Сначала я решил, что это сон. В последнее время я часто путал сон с явью. Это оттого, что сны мои стали другими. Успокоились, что ли, постепенно сравнялись с реальностью. Если раньше я мог точно определить разницу, теперь граница размылась. Я почти не видел кошмаров, и в жизни кошмара стало гораздо меньше, даже свет изменился — что-то произошло, то ли с воздухом, то ли с солнцем, оно светило, словно через лимонную воду, утром ярче, вечером нежнее.

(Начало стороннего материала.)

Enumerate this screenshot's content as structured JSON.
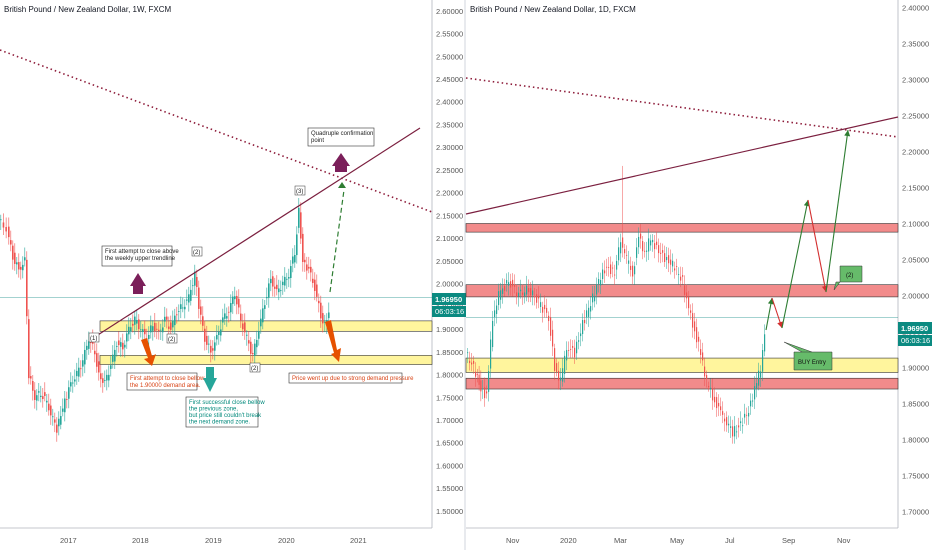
{
  "chart_data": [
    {
      "type": "candlestick",
      "title": "British Pound / New Zealand Dollar, 1W, FXCM",
      "y_ticks": [
        "2.60000",
        "2.55000",
        "2.50000",
        "2.45000",
        "2.40000",
        "2.35000",
        "2.30000",
        "2.25000",
        "2.20000",
        "2.15000",
        "2.10000",
        "2.05000",
        "2.00000",
        "1.95000",
        "1.90000",
        "1.85000",
        "1.80000",
        "1.75000",
        "1.70000",
        "1.65000",
        "1.60000",
        "1.55000",
        "1.50000"
      ],
      "ylim": [
        1.48,
        2.615
      ],
      "x_ticks": [
        "2017",
        "2018",
        "2019",
        "2020",
        "2021"
      ],
      "price_label": "1.96950",
      "timer_label": "06:03:16",
      "current_price": 1.9695,
      "demand_zones": [
        [
          1.895,
          1.918
        ],
        [
          1.822,
          1.842
        ]
      ],
      "annotations": {
        "quad": "Quadruple confirmation point",
        "first_attempt_above": "First attempt to close above the weekly upper trendline",
        "first_attempt_below": "First attempt to close below the 1.90000 demand area.",
        "first_success": "First successful close bellow the previous zone, but price still couldn't break the next demand zone.",
        "price_went_up": "Price went up due to strong demand pressure",
        "mark1": "(1)",
        "mark2": "(2)",
        "mark3": "(2)",
        "mark4": "(3)",
        "mark5": "(2)"
      }
    },
    {
      "type": "candlestick",
      "title": "British Pound / New Zealand Dollar, 1D, FXCM",
      "y_ticks": [
        "2.40000",
        "2.35000",
        "2.30000",
        "2.25000",
        "2.20000",
        "2.15000",
        "2.10000",
        "2.05000",
        "2.00000",
        "1.95000",
        "1.90000",
        "1.85000",
        "1.80000",
        "1.75000",
        "1.70000"
      ],
      "ylim": [
        1.688,
        2.405
      ],
      "x_ticks": [
        "Nov",
        "2020",
        "Mar",
        "May",
        "Jul",
        "Sep",
        "Nov"
      ],
      "price_label": "1.96950",
      "timer_label": "06:03:16",
      "current_price": 1.9695,
      "supply_zones": [
        [
          2.088,
          2.1
        ],
        [
          1.998,
          2.015
        ],
        [
          1.87,
          1.885
        ]
      ],
      "demand_zones": [
        [
          1.893,
          1.913
        ]
      ],
      "annotations": {
        "buy": "BUY Entry",
        "two": "(2)"
      }
    }
  ]
}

Сейчас тоже светило это лимонное солнце, и в конце квартиры в плетеном кресле сидел человек. Мертвый, конечно, живых я не видел давным-давно, и это, кстати, тоже наводило на мысли. Иногда я чувствовал, что все это не по-настоящему — не может же быть, что людей вообще не осталось?
Но я старался об этом не думать. То есть я размышлял об этом, но верхним мозгом, стараясь не углубляться. А сейчас я думал про того человека, в кресле.
Я прицелился ему в голову, хорошо, если мрец мертвый, а если начнет прыгать? Можно было выстрелить, на всякий случай, для уверенности, я не стал этого делать. Стояла солнечная тишина, мне не хотелось ее разрушать. Подошел ближе, окликнул.
— Эй!
Он, конечно, не ответил.
Приблизился на длину ствола. Он сидел ко мне спиной, уронив голову. На шее был вертикальный рубец. Раньше у него такого не было.
Это был Ной. Тот самый, с которым мы пришли сюда, в Москву. Теперь он сидел рядом со мной, закинув ногу на ногу, совсем мертвый.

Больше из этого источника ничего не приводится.